According to Bob Dempsey, acting deputy head of the American research program on board the ISS, it often happens that American astronauts and Russian cosmonauts on board the station regularly "exchange equipment" for scientific experiments
JOHN F. KENNEDY SPACE CENTER /Florida/, December 20. /Correspondent of TASS Sergey Yumatov/. The implementation of space flights to Mars and the Moon will be impossible without the cooperation of the US National Aeronautics and Space Administration (NASA) with Russian colleagues. This assessment was shared by the acting Deputy head of the American scientific research program on board the International Space Station (ISS) in an interview with a TASS correspondent Bob Dempsey.
"We have a very extensive cooperation.
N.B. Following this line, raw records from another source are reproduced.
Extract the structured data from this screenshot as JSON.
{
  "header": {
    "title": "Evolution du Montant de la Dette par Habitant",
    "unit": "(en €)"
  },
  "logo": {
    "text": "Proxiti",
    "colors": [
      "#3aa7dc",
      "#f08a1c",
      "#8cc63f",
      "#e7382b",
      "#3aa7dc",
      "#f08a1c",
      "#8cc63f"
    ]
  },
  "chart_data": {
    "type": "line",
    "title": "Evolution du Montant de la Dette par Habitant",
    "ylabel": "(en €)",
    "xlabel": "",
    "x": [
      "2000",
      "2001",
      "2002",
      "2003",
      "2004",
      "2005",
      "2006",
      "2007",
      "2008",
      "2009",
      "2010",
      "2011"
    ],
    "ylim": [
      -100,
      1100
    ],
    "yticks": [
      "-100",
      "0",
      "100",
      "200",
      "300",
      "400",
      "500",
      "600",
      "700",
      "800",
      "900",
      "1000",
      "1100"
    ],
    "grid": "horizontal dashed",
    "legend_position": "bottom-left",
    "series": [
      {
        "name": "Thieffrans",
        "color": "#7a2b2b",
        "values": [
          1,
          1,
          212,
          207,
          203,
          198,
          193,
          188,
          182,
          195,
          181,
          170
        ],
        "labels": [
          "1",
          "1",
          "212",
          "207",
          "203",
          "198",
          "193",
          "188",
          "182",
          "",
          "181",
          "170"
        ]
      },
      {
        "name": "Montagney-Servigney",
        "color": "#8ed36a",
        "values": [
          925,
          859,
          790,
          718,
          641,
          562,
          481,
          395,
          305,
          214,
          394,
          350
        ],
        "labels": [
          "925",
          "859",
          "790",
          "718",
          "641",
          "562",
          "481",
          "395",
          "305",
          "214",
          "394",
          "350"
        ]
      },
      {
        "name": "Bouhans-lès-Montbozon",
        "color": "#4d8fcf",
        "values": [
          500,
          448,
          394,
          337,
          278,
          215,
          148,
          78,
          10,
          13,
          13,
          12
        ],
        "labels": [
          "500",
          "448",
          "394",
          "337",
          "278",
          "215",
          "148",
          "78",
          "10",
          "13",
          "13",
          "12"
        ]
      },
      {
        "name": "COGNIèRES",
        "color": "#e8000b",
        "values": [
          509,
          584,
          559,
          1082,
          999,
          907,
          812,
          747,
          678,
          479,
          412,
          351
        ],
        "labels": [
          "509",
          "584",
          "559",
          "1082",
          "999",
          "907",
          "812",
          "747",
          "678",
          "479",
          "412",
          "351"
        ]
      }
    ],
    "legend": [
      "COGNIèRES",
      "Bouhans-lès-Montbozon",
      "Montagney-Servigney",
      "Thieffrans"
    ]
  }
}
And we will continue to support it as the ISS continues to operate, whenever it ceases to exist," Dempsey said.
"In addition, flights to the Moon and Mars are [planned]," he continued. "There is no way we can implement them without cooperation with the Russians." "I am sure they will be a part of it," the specialist said.
According to Dempsey, it "often happens" that American astronauts and Russian cosmonauts on board the ISS regularly "exchange equipment" for scientific experiments. In particular, according to him, this concerns the long-term experiment "Plasma Crystal" (the study of plasma-dust crystals and liquids in microgravity). "We constantly support this kind of cooperation," concluded the NASA specialist.
Roscosmos cosmonauts Anton Shkaplerov and Pyotr Dubrov, NASA astronauts Mark Vande Hai, Raja Chari, Tom Marshburn and Kayla Barron, as well as European Space Agency astronaut Matthias Maurer are currently on duty at the ISS.